The paid sick leave provisions apply to employers with fewer than 500 employees.

Eligibility
All employees, regardless of length of employment are eligible for the leave.

Rate of Pay
Employers must compensate employees for any paid sick time they take at the higher of: (i) their regular rate of pay, (ii) the federal minimum wage, or (iii) the local minimum wage.

  • Payments are capped at $511 per day and $5,110 in the aggregate.
  • Employees absent to care for a sick family member or a child unable to attend school are compensated at two-thirds of the rate they would otherwise receive, capped at $200 per day and $2,000 in the aggregate.

Employers with Existing Leave Policies
The paid sick leave allotment provided for in the emergency legislation is in addition to whatever sick leave is already offered by employers (including subject to state or local requirements).

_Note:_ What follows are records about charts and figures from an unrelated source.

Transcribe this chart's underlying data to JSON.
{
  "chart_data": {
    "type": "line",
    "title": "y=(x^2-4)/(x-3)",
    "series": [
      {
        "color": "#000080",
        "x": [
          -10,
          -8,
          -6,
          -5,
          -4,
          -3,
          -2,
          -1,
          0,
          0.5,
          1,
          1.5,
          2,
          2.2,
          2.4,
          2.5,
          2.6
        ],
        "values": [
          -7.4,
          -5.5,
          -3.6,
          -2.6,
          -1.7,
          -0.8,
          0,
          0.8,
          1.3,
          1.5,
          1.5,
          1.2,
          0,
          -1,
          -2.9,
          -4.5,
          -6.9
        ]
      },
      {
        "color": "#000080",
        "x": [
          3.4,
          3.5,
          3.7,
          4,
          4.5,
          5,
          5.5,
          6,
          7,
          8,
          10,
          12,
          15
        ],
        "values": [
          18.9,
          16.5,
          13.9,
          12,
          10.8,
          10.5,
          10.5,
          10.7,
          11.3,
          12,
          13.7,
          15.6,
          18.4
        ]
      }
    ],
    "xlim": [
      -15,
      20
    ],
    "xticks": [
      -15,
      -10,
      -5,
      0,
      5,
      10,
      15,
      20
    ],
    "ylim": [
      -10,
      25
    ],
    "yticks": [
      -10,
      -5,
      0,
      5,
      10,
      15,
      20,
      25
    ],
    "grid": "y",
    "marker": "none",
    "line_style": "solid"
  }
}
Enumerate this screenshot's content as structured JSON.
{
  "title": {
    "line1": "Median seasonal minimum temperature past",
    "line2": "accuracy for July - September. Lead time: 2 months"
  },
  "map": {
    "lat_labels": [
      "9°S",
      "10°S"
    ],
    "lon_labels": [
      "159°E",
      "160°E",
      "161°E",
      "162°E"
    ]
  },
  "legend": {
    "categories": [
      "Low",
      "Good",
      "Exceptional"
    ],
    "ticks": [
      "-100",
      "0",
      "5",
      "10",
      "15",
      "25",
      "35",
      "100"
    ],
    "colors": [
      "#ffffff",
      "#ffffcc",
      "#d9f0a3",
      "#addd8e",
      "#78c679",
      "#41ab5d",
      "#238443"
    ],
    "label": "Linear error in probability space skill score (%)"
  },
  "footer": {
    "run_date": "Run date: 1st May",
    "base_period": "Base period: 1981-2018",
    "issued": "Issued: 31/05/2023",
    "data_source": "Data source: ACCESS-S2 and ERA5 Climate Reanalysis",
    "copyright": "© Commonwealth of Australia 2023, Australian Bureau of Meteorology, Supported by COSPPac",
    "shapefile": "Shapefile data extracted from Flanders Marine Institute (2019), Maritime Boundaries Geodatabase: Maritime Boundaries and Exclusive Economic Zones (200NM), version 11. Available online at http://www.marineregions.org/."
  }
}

  • An employer may not require an employee to use other paid leave provided by the employer to the employee before the employee uses the paid sick time under the act.
  • Nothing prohibits employers from changing their leave programs after the law goes into effect.

Tax Credits
Each quarter, employers subject to the requirement are entitled to a fully refundable tax credit equal to 100 percent of the qualified paid sick leave wages paid by the employer. The IRS has provided guidance stating that eligible employers who pay qualifying sick or child care leave will be able to retain an amount of the quarterly payroll taxes withheld from employees equal to the amount of qualifying sick and child care leave they paid, rather than deposit them with the IRS.  If there are not sufficient payroll taxes to cover the cost of qualified sick and child care leave paid, employers will be able to file a request for an accelerated payment from the IRS.
The employee leave dollar amounts will also apply to those self-employed at many levels. The health insurance paid by the company during this time may also be eligible for additional credits.

Exemptions
Employers of employees who are healthcare providers or emergency responders may elect to exclude such employees from eligibility for paid leave. (The act does not define the terms “healthcare provider” and “emergency responder.”)
The DOL is empowered to exempt small businesses with fewer than 50 employees under certain circumstances.

Effective Date
The provisions will go into effect on April 1, 2020 and will expire on December 31, 2020.

The team at Reilly, Penner & Benton, LLP is working hard to learn and interpret the ENTIRE bill (not just what is shared or posted in the media) and what impact it may have on clients, while at the same time working diligently to complete the income tax compliance and filing for our clients. We welcome your questions but please be patient as our response time may be slower because of this.

We recommend that you work with your payroll provider to determine the best process to implement these new changes.